Yeah, I think the logic went something like that. Or it was just inexplicable impulse. And so, the ball was begun. And it grew. And grew. And grew.

Last week, I hit a wall, and realized I just couldn't take it anymore. Not the ball; we'll get back to the ball. But life. At 30, most of my friends are married. Many have had children or have children on the way. They've got their shit together, or at least they seem to. While I don't have kids, marriage is on the way, and I'm a homeowner. I've got a veritable domestic zoo comprised of four cats and a monster dog.
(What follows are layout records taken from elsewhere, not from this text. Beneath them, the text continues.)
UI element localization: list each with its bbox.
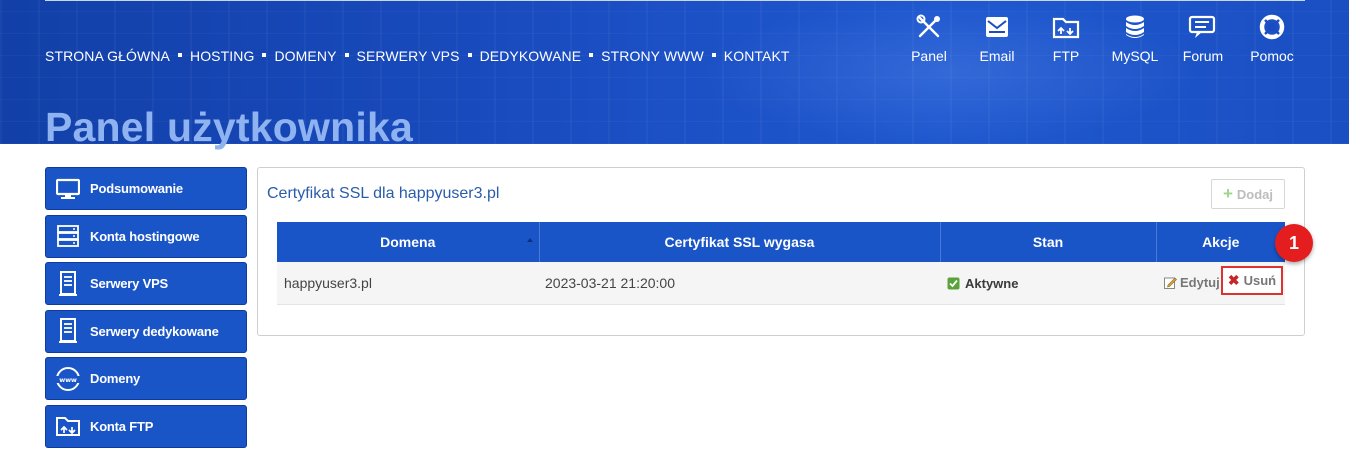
cell-expires: 2023-03-21 21:20:00	[539, 262, 940, 305]
quick-link-label: Forum	[1182, 48, 1224, 64]
quick-link-label: FTP	[1052, 48, 1080, 64]
add-button-label: Dodaj	[1236, 186, 1274, 202]
sidebar-item-label: Podsumowanie	[90, 181, 183, 196]
sidebar: Podsumowanie Konta hostingowe Serwery VP…	[45, 167, 247, 452]
sidebar-item-summary[interactable]: Podsumowanie	[45, 167, 247, 210]
server-tower-icon	[59, 270, 77, 296]
sidebar-item-dedicated[interactable]: Serwery dedykowane	[45, 309, 247, 353]
edit-link[interactable]: Edytuj	[1164, 275, 1220, 290]
panel-title: Certyfikat SSL dla happyuser3.pl	[267, 185, 500, 202]
delete-label: Usuń	[1243, 273, 1277, 288]
cell-domain: happyuser3.pl	[277, 262, 539, 305]
nav-separator	[262, 53, 267, 57]
envelope-icon	[986, 17, 1008, 37]
quick-link-label: Pomoc	[1250, 48, 1294, 64]
cell-actions: Edytuj ✖ Usuń	[1156, 262, 1285, 305]
cell-status: Aktywne	[940, 262, 1156, 305]
database-icon	[1126, 15, 1144, 38]
lifebuoy-icon	[1259, 14, 1285, 40]
sidebar-item-label: Serwery dedykowane	[90, 323, 219, 339]
nav-link-hosting[interactable]: HOSTING	[190, 48, 254, 64]
table-row: happyuser3.pl 2023-03-21 21:20:00 Aktywn…	[277, 262, 1285, 305]
sidebar-item-label: Konta FTP	[90, 418, 154, 434]
ssl-table: Domena Certyfikat SSL wygasa Stan Akcje …	[277, 222, 1285, 305]
nav-separator	[711, 53, 716, 57]
sidebar-item-label: Konta hostingowe	[90, 228, 200, 244]
quick-link-panel[interactable]: Panel	[894, 14, 964, 64]
pencil-icon	[1164, 277, 1177, 289]
nav-link-vps[interactable]: SERWERY VPS	[357, 48, 460, 64]
column-header-label: Certyfikat SSL wygasa	[664, 234, 815, 250]
monitor-icon	[56, 178, 80, 199]
table-header-row: Domena Certyfikat SSL wygasa Stan Akcje	[277, 222, 1285, 262]
folder-icon	[1052, 17, 1080, 39]
nav-separator	[177, 53, 182, 57]
sort-asc-icon	[526, 238, 533, 242]
quick-link-forum[interactable]: Forum	[1168, 14, 1238, 64]
nav-separator	[467, 53, 472, 57]
sidebar-item-vps[interactable]: Serwery VPS	[45, 262, 247, 305]
nav-link-dedicated[interactable]: DEDYKOWANE	[480, 48, 582, 64]
nav-link-home[interactable]: STRONA GŁÓWNA	[45, 48, 170, 64]
quick-link-email[interactable]: Email	[962, 14, 1032, 64]
nav-separator	[344, 53, 349, 57]
delete-button[interactable]: ✖ Usuń	[1221, 266, 1283, 295]
check-icon	[947, 277, 960, 289]
svg-text:www: www	[59, 376, 77, 384]
nav-link-contact[interactable]: KONTAKT	[724, 48, 790, 64]
server-tower-icon	[59, 318, 77, 343]
chat-icon	[1188, 15, 1216, 38]
www-globe-icon: www	[56, 366, 80, 391]
add-button[interactable]: + Dodaj	[1211, 179, 1285, 209]
column-header-label: Domena	[380, 234, 436, 250]
nav-link-domains[interactable]: DOMENY	[274, 48, 336, 64]
ssl-certificate-panel: Certyfikat SSL dla happyuser3.pl + Dodaj…	[257, 167, 1305, 336]
column-header-expires[interactable]: Certyfikat SSL wygasa	[539, 222, 941, 262]
column-header-label: Akcje	[1202, 234, 1240, 250]
quick-link-help[interactable]: Pomoc	[1237, 14, 1307, 64]
quick-link-mysql[interactable]: MySQL	[1100, 14, 1170, 64]
sidebar-item-hosting-accounts[interactable]: Konta hostingowe	[45, 214, 247, 258]
column-header-status[interactable]: Stan	[940, 222, 1157, 262]
quick-link-label: Panel	[911, 48, 947, 64]
quick-link-ftp[interactable]: FTP	[1031, 14, 1101, 64]
tools-icon	[916, 14, 940, 38]
sidebar-item-domains[interactable]: www Domeny	[45, 357, 247, 400]
header-top-divider	[45, 0, 1305, 1]
status-label: Aktywne	[965, 275, 1019, 291]
nav-link-websites[interactable]: STRONY WWW	[601, 48, 704, 64]
page-title: Panel użytkownika	[45, 104, 413, 150]
nav-separator	[589, 53, 594, 57]
plus-icon: +	[1222, 184, 1233, 203]
column-header-domain[interactable]: Domena	[277, 222, 540, 262]
main-navigation: STRONA GŁÓWNA HOSTING DOMENY SERWERY VPS…	[45, 48, 790, 64]
quick-link-label: Email	[979, 48, 1015, 64]
folder-upload-icon	[56, 417, 80, 436]
annotation-badge: 1	[1275, 224, 1313, 262]
sidebar-item-ftp-accounts[interactable]: Konta FTP	[45, 404, 247, 448]
column-header-actions: Akcje	[1156, 222, 1285, 262]
sidebar-item-label: Domeny	[90, 371, 141, 386]
edit-label: Edytuj	[1180, 275, 1220, 290]
column-header-label: Stan	[1032, 234, 1064, 250]
quick-link-label: MySQL	[1111, 48, 1159, 64]
server-rack-icon	[57, 225, 79, 247]
delete-x-icon: ✖	[1227, 272, 1240, 288]
sidebar-item-label: Serwery VPS	[90, 276, 169, 291]
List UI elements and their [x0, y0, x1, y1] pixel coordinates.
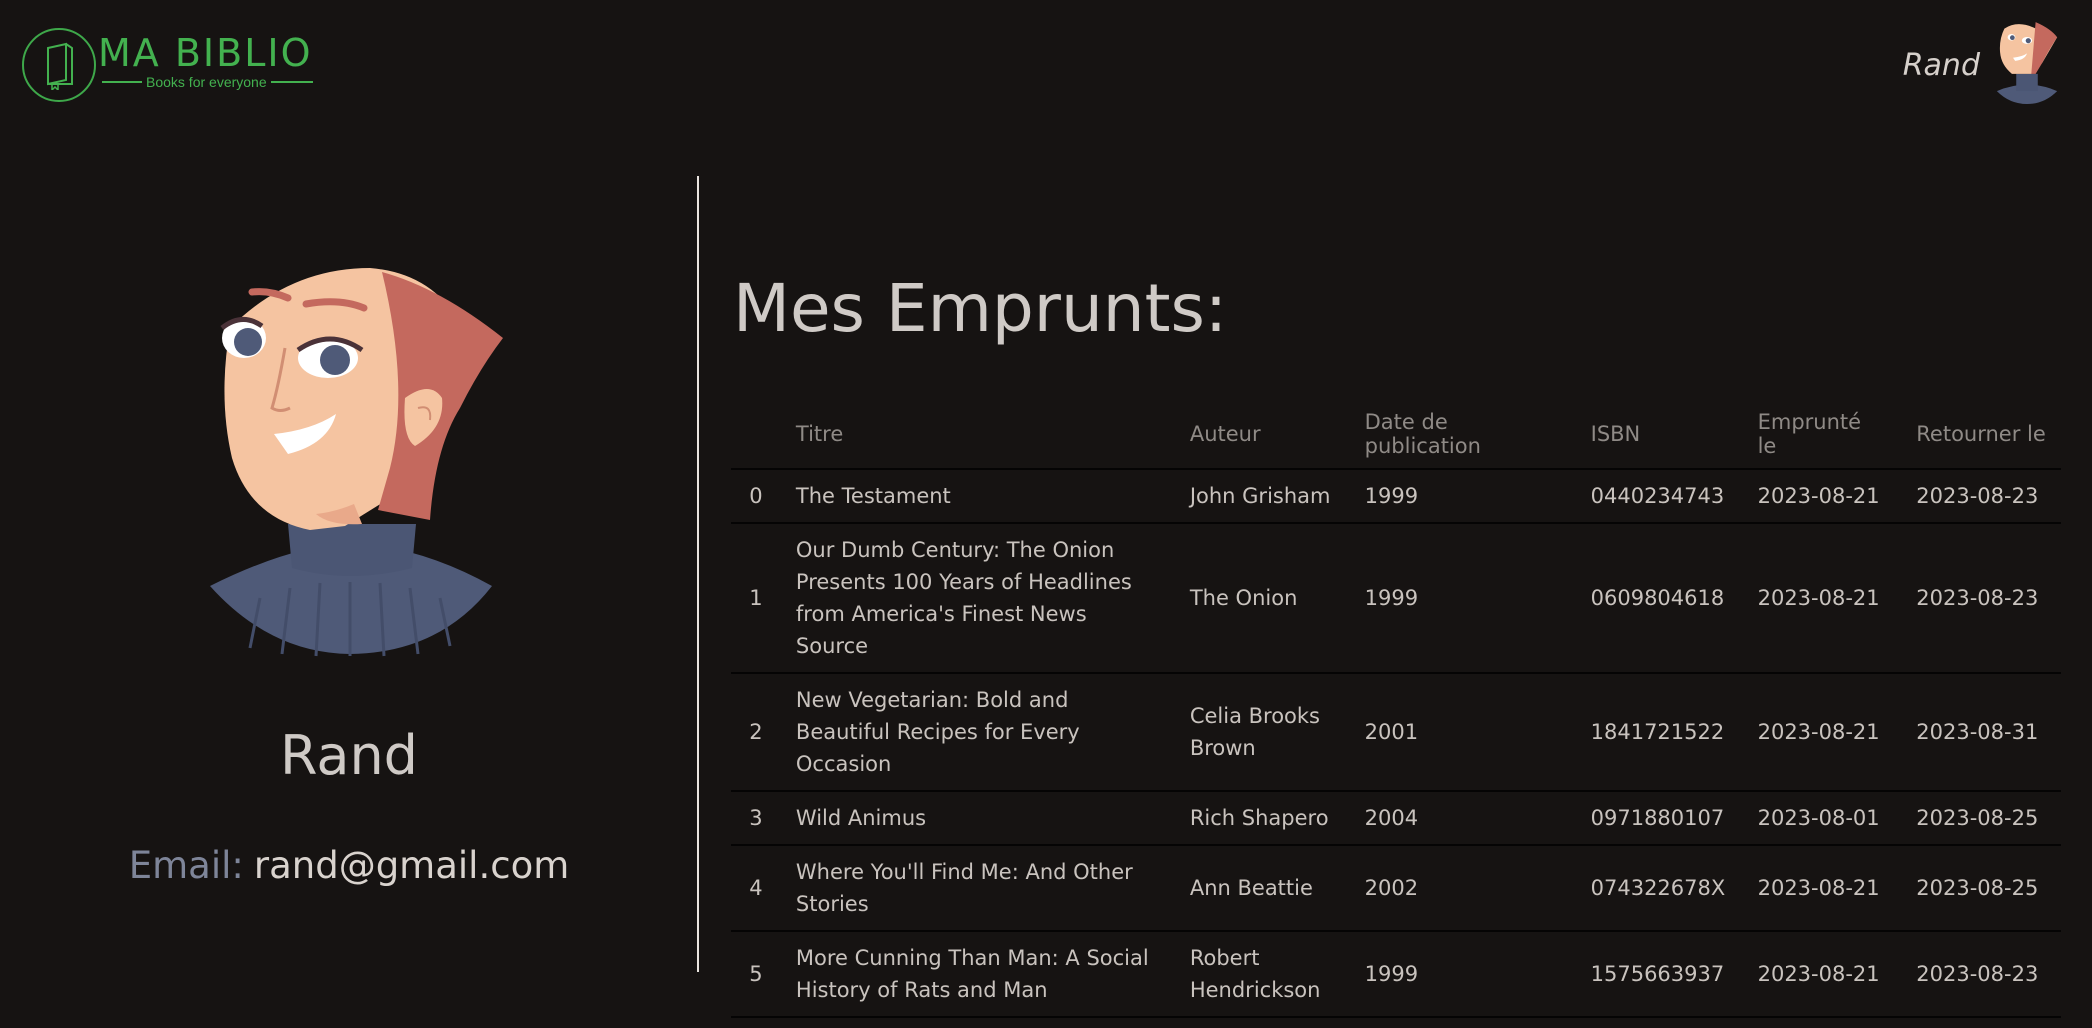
borrowed-date: 2023-08-21 [1742, 845, 1902, 932]
user-avatar-small[interactable] [1992, 20, 2062, 104]
book-author: John Grisham [1174, 469, 1350, 524]
table-row[interactable]: 2 New Vegetarian: Bold and Beautiful Rec… [731, 673, 2061, 792]
book-title: Where You'll Find Me: And Other Stories [780, 845, 1175, 932]
column-header [731, 396, 781, 470]
logo-title: MA BIBLIO [98, 31, 313, 75]
borrowed-date: 2023-08-21 [1742, 673, 1902, 792]
book-year: 2001 [1349, 673, 1576, 792]
book-isbn: 0609804618 [1575, 523, 1743, 674]
borrowed-date: 2023-08-21 [1742, 523, 1902, 674]
row-index: 0 [731, 469, 781, 524]
column-header-publication-date[interactable]: Date de publication [1349, 396, 1576, 470]
profile-panel: Rand Email: rand@gmail.com [0, 176, 698, 976]
return-date: 2023-08-25 [1901, 791, 2061, 846]
borrowed-date: 2023-08-21 [1742, 931, 1902, 1018]
borrowed-date: 2023-08-21 [1742, 469, 1902, 524]
book-title: The Testament [780, 469, 1175, 524]
return-date: 2023-08-31 [1901, 673, 2061, 792]
book-title: Our Dumb Century: The Onion Presents 100… [780, 523, 1175, 674]
table-header-row: Titre Auteur Date de publication ISBN Em… [731, 396, 2061, 470]
return-date: 2023-08-23 [1901, 523, 2061, 674]
table-row[interactable]: 1 Our Dumb Century: The Onion Presents 1… [731, 523, 2061, 674]
email-label: Email: [128, 844, 244, 887]
book-author: Ann Beattie [1174, 845, 1350, 932]
column-header-isbn[interactable]: ISBN [1575, 396, 1743, 470]
book-year: 1999 [1349, 931, 1576, 1018]
email-value: rand@gmail.com [253, 844, 570, 887]
table-row[interactable]: 0 The Testament John Grisham 1999 044023… [731, 469, 2061, 524]
book-isbn: 1841721522 [1575, 673, 1743, 792]
row-index: 2 [731, 673, 781, 792]
row-index: 5 [731, 931, 781, 1018]
book-year: 2002 [1349, 845, 1576, 932]
column-header-author[interactable]: Auteur [1174, 396, 1350, 470]
book-year: 1999 [1349, 469, 1576, 524]
book-title: Wild Animus [780, 791, 1175, 846]
loans-table: Titre Auteur Date de publication ISBN Em… [731, 396, 2061, 1018]
header: MA BIBLIO Books for everyone Rand [0, 0, 2092, 140]
borrowed-date: 2023-08-01 [1742, 791, 1902, 846]
page-title: Mes Emprunts: [733, 270, 1228, 347]
row-index: 4 [731, 845, 781, 932]
column-header-return[interactable]: Retourner le [1901, 396, 2061, 470]
table-row[interactable]: 4 Where You'll Find Me: And Other Storie… [731, 845, 2061, 932]
book-icon [22, 28, 96, 102]
book-isbn: 1575663937 [1575, 931, 1743, 1018]
table-row[interactable]: 3 Wild Animus Rich Shapero 2004 09718801… [731, 791, 2061, 846]
book-author: The Onion [1174, 523, 1350, 674]
profile-name: Rand [280, 724, 418, 787]
return-date: 2023-08-23 [1901, 931, 2061, 1018]
book-author: Celia Brooks Brown [1174, 673, 1350, 792]
return-date: 2023-08-25 [1901, 845, 2061, 932]
email-row: Email: rand@gmail.com [0, 844, 698, 887]
column-header-borrowed[interactable]: Emprunté le [1742, 396, 1902, 470]
user-avatar [190, 268, 510, 658]
return-date: 2023-08-23 [1901, 469, 2061, 524]
logo-subtitle: Books for everyone [102, 74, 313, 90]
row-index: 1 [731, 523, 781, 674]
book-isbn: 074322678X [1575, 845, 1743, 932]
book-year: 2004 [1349, 791, 1576, 846]
row-index: 3 [731, 791, 781, 846]
book-title: New Vegetarian: Bold and Beautiful Recip… [780, 673, 1175, 792]
vertical-divider [697, 176, 699, 972]
header-user-name[interactable]: Rand [1880, 48, 1980, 83]
book-title: More Cunning Than Man: A Social History … [780, 931, 1175, 1018]
column-header-title[interactable]: Titre [780, 396, 1175, 470]
book-year: 1999 [1349, 523, 1576, 674]
book-isbn: 0971880107 [1575, 791, 1743, 846]
table-row[interactable]: 5 More Cunning Than Man: A Social Histor… [731, 931, 2061, 1018]
book-isbn: 0440234743 [1575, 469, 1743, 524]
logo[interactable]: MA BIBLIO Books for everyone [22, 28, 313, 102]
book-author: Robert Hendrickson [1174, 931, 1350, 1018]
book-author: Rich Shapero [1174, 791, 1350, 846]
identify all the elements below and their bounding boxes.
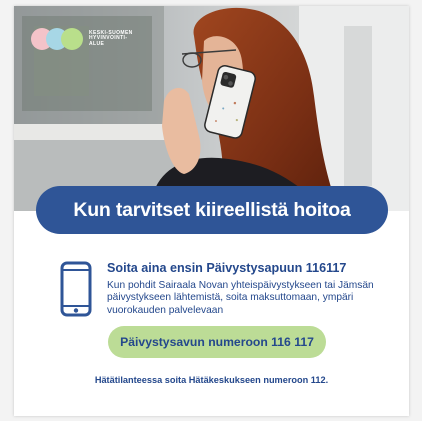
info-title: Soita aina ensin Päivystysapuun 116117 (107, 261, 347, 275)
mobile-phone-icon (60, 261, 92, 322)
info-body: Kun pohdit Sairaala Novan yhteispäivysty… (107, 280, 374, 316)
info-card: KESKI-SUOMEN HYVINVOINTI-ALUE Kun tarvit… (14, 6, 409, 416)
headline-text: Kun tarvitset kiireellistä hoitoa (73, 198, 351, 221)
organization-logo: KESKI-SUOMEN HYVINVOINTI-ALUE (31, 28, 133, 50)
headline-banner: Kun tarvitset kiireellistä hoitoa (36, 186, 388, 234)
logo-dots-icon (31, 28, 85, 50)
call-button-label: Päivystysavun numeroon 116 117 (120, 335, 314, 349)
logo-dot (61, 28, 83, 50)
emergency-note: Hätätilanteessa soita Hätäkeskukseen num… (94, 375, 329, 385)
logo-text: KESKI-SUOMEN HYVINVOINTI-ALUE (89, 29, 133, 47)
call-116117-button[interactable]: Päivystysavun numeroon 116 117 (108, 326, 326, 358)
My friends probably think I have my shit together, too.

But I don't. I eat and drink too much, sleep too little. I work too much, but not well or productively enough. I pay $60 a month in fat tax: the Sweat gym membership I haven't used in nearly a year. There are still boxes in the basement and, embarrassingly, kitchen of my house that haven't been unpacked, and Jill and I moved into our place almost two years ago.

To be honest. It's fucking overwhelming. Work. Dog. Work. Drink. Can't sleep. Work. Eat. How the hell am I behind on work? House. Dog. Eat. House. Work.

As I sat in my office yesterday, I glared at the rubber band ball, and saw my life. A mess of interwoven strands all adding up to one big tangled nothing. It just sits there, and while it's grown, it hasn't become any more functional. I'm fed up with life being like that, and I became fed up with the ball.

But I couldn't just throw it out. That would be too ... simple? Pointless? But as I stared at the ball, I decided that it had to die. The ball certainly didn't get so big and tangled overnight, and neither did my life. And both have to get untangled, strand by strand. I peeled off 30 rubber bands from the ball yesterday. Some snapped, and some were too stretched and weak to keep. Those I threw out. Some were still perfectly functional, so I put them back where they belong—in the mailroom. This morning, I peeled off 10 more rubber bands, as a reminder of what I need to work towards. If I take care of business at work today, at the end of the day, I'll allow myself to peel off 10 more. And so I hope it will go, every day, until it's done.